It’s no great secret that a great deal of research is annoyingly impeded from providing more insight and stronger inferences by the lack of data; i.e., low statistical power. It is also no great secret that that a great many things happen for reasons we never suspected, because we could never “drill down” that far, and large corpi of data can sometimes reveal those informative patterns.
However, facilitating and furnishing insight are two different things. It is not the case that larger bodies of data will necessarily provide insight and stronger inferences by itself, or that the patterns that spuriously emerge from great masses of data are necessarily meaningful. With great statistical power comes great statistical responsibility: it is the data-user that must possess some glimmer of anticipation in order to see the patterns, and also the data-user that must distinguish between “statistical significance” and meaningfulness/relevance.

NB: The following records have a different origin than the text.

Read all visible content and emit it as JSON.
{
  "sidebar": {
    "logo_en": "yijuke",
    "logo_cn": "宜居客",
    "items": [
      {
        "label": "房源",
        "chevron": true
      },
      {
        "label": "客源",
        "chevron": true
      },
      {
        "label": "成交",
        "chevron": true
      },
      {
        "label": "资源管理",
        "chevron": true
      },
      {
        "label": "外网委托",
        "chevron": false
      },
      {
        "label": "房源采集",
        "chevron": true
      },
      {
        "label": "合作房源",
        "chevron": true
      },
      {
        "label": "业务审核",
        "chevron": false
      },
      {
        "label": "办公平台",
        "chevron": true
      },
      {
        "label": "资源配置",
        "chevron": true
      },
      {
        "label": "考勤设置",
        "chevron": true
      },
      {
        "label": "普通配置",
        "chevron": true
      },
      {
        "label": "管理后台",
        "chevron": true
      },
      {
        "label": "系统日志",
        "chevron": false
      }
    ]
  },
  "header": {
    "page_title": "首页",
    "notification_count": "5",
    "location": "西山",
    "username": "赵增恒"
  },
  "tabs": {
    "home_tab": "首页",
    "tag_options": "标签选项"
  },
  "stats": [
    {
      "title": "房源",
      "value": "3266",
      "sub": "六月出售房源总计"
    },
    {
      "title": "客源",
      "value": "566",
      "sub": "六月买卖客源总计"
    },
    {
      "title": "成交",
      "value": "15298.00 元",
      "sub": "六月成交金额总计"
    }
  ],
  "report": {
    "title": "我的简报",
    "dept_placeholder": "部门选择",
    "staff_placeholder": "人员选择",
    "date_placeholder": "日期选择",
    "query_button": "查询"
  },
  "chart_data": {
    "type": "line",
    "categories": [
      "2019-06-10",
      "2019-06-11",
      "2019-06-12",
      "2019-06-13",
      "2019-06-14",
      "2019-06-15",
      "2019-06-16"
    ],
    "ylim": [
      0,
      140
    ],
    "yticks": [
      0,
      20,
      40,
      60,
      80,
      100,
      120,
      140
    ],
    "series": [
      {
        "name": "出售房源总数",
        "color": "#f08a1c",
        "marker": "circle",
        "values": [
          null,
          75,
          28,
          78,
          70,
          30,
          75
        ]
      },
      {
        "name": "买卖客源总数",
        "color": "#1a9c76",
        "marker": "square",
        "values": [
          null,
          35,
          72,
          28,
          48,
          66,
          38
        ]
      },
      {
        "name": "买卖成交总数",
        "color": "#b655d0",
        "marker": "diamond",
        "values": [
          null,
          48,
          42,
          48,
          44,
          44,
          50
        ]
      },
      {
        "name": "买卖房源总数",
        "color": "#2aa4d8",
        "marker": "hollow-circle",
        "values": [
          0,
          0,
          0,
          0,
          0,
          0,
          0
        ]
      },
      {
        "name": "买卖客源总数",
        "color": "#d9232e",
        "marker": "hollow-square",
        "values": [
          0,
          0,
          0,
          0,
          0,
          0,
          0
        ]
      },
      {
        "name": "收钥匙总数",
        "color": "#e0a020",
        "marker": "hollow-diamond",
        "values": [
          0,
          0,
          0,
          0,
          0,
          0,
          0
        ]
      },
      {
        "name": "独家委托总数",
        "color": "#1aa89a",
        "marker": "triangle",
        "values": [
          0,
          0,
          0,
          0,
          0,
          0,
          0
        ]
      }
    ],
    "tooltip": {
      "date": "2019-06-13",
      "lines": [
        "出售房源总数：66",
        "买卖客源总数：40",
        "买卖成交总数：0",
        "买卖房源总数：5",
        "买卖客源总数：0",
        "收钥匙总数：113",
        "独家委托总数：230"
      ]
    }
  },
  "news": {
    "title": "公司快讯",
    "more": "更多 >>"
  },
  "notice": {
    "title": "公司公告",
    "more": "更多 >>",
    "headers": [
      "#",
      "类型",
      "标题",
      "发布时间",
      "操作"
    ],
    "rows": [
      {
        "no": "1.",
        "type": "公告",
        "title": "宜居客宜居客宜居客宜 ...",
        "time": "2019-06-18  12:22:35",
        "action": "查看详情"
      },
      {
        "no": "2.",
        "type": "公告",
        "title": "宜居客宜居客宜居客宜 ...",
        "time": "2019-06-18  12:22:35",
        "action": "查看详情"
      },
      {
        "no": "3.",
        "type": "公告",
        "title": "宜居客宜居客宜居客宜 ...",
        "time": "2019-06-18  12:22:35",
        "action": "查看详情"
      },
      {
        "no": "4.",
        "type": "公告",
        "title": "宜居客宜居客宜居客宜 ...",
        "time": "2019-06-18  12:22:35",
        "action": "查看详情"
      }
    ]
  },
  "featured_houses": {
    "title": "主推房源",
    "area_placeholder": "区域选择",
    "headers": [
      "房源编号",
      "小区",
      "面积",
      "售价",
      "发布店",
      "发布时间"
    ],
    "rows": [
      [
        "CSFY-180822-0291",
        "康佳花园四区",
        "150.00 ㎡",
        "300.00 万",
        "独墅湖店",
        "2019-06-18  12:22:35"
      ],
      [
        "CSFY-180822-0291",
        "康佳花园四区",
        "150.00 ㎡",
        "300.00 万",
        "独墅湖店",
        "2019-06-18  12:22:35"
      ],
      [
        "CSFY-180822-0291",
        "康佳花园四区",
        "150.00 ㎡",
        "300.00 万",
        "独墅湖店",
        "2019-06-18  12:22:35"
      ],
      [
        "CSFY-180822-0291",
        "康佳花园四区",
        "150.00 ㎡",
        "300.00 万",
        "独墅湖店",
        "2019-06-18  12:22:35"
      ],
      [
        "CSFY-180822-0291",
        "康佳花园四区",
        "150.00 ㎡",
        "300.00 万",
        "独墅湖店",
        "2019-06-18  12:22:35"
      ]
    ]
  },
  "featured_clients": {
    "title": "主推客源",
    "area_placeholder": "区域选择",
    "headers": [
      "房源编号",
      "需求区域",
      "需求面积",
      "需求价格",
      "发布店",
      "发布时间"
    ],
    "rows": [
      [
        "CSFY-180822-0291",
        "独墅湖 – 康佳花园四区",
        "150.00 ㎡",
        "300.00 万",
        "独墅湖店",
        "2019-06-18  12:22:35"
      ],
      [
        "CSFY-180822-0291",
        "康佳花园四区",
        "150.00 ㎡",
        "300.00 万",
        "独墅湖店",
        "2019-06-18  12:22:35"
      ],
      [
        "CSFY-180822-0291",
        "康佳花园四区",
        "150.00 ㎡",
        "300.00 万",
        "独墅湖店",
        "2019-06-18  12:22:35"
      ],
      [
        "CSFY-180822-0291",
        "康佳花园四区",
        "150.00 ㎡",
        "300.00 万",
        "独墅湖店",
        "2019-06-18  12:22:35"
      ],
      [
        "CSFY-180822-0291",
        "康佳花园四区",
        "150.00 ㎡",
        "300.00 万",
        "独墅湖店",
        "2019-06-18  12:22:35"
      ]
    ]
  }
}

That’s one of the traps of massive data-sets: even things that predict .01% of the variance can end up being hugely “significant”. Of course, so many of us who may be social scientists have our statistical training predicated on datasets (whether supplied or our own) that are several orders of magnitude smaller than what we see with big data, and it is difficult to suppress our tendency to be distracted by tiny alphas, even if they are just an epiphenomenon of large datasets. IN that respect, I’m a fan of “enough” data, rather than “big” data.
But in any event, very good article with some great points. Thanks for the heads-up, David.